Photo by Jay Grabiec
The literary powerhouse behind Bad Feminist, Roxane Gay is facing her fair share of ignorance while promoting her new book Hunger: A Memoir of (My) Body — an account of navigating her way in the world as a fat person.
Australian website Mamamia apologized to the award-winning author after publishing an interview on its podcast No Filter with a description that asked whether she “would fit into the office lift,” and wondering how many steps she can walk. Naturally, Gay felt the text (which needs to be read in full to be believed) was “cruel and humiliating,” telling Twitter “I am appalled by Mamamia. It was a shit show. I can walk a fucking mile.”
I am appalled by Mamamia. It was a shit show. I can walk a fucking mile. https://t.co/14RNv2Ig0B— roxane gay (@rgay) June 13, 2017
“Can she fit into the lift?” Shame on you @Mamamia https://t.co/14RNv2Ig0B— roxane gay (@rgay) June 13, 2017
Whatever. Just what the fuck ever.— roxane gay (@rgay) June 13, 2017
It is cruel and humiliating. https://t.co/XY2AU0XPFG— roxane gay (@rgay) June 13, 2017
In an accompanying piece, which has since taken down but is still viewable, the site’s founder, Mia Freedman, shared private discussions from Gay’s team about arranging her visit, saying it was “deeply apologetic that in this instance we’ve missed the mark in contributing to this discussion.”
The apology itself may not actually articulate what Mamamia actually did wrong, but it does go a long way in detailing just how insidious fat-shaming can be. Speaking with Trevor Noah on The Daily Show Monday night, Gay herself touched on the ways our culture can display hatred towards fat people, treating or portraying them as ‘less than.’
“The bigger you become, the smaller your world gets,” she said. “No matter what you do, you can’t fit, and the world is not really interested in creating a space for you to fit.”
In Hunger (which is out June 13) Gay describes gaining weight as the result of severe childhood trauma. After being gang-raped at 12, she writes “My world was shattered, and I just thought, ‘I want to be stronger. I want to be bigger,’” she said. “I thought, ‘If I eat a lot, those boys won’t do this again, because I’ll be able to fight them next time. And they won’t want to do this because I’ll be fat, and boys don’t like fat girls.’”

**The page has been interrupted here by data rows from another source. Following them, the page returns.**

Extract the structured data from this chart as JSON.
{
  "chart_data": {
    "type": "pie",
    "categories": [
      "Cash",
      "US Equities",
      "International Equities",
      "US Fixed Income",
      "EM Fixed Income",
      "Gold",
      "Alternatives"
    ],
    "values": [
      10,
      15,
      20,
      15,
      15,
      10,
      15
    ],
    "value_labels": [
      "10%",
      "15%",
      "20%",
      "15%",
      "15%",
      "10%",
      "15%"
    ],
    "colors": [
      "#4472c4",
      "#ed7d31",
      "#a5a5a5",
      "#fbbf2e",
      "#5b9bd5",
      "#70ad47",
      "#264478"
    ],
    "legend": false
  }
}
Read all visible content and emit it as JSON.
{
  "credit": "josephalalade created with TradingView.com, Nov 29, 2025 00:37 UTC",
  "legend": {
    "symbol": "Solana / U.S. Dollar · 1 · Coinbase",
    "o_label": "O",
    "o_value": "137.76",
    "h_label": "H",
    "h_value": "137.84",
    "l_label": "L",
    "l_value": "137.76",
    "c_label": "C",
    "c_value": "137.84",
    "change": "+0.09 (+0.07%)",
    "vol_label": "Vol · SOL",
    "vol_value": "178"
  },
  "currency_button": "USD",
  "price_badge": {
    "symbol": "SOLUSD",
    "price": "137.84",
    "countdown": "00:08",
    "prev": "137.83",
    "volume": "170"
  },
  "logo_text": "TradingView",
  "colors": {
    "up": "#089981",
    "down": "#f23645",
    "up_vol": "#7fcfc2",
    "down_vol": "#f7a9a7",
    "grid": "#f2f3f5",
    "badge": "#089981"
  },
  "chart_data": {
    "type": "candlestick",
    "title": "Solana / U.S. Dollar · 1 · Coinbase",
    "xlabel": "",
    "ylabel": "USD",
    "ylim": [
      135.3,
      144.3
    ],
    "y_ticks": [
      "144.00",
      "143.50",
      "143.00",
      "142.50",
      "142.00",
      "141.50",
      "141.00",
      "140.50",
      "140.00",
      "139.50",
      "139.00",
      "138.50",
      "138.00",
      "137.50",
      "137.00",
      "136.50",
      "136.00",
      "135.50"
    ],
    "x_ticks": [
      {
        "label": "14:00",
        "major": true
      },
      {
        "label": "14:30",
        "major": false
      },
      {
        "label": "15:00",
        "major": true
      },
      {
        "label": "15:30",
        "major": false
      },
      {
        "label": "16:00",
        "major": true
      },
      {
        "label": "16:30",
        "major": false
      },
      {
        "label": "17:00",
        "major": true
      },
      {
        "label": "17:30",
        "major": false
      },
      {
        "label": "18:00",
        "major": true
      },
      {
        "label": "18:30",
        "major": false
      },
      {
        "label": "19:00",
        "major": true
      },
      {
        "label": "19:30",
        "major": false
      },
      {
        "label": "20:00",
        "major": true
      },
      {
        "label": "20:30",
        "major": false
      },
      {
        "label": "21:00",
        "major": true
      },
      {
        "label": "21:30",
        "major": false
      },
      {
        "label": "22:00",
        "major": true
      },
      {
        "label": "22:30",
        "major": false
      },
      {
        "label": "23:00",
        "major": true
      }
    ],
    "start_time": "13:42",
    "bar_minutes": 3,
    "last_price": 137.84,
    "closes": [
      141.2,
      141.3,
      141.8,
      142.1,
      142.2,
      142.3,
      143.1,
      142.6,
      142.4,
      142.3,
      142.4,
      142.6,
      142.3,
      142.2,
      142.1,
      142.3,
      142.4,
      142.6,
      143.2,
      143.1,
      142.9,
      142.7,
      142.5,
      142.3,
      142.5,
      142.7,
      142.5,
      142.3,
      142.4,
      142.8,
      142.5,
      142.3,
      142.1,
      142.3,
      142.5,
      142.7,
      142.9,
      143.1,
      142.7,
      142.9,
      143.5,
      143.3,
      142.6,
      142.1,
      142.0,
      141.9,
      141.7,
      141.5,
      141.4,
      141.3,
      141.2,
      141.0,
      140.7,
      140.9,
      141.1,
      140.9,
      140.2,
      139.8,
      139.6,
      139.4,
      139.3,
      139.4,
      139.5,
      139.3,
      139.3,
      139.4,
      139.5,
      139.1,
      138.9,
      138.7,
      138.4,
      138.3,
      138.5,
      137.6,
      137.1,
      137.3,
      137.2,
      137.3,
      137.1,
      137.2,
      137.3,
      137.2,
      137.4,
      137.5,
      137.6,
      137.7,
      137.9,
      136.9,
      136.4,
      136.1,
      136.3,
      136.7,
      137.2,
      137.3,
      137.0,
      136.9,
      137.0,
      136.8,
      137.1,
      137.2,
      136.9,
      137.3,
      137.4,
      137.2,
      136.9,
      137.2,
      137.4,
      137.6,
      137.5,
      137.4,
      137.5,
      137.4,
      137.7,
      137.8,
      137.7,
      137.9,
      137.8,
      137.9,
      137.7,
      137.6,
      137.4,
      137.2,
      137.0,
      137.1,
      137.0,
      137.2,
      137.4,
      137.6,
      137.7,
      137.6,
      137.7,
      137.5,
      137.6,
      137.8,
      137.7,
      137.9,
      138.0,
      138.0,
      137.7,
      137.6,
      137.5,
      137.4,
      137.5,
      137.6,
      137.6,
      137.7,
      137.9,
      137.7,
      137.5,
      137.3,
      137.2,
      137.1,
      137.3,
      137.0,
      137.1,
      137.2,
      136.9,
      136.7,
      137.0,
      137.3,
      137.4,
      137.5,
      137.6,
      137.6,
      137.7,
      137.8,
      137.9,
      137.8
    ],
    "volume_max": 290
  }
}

The book also details the disdainful ways in which people have treated her — a successful, brilliant and acclaimed writer — as ‘less than.’ From taking food out of her shopping cart, to offering her (unsolicited) advice on nutrition at a book signing.
It’s just a shame that all this crappy treatment only continues to prove her point. That “the bigger you are, the less you are seen.”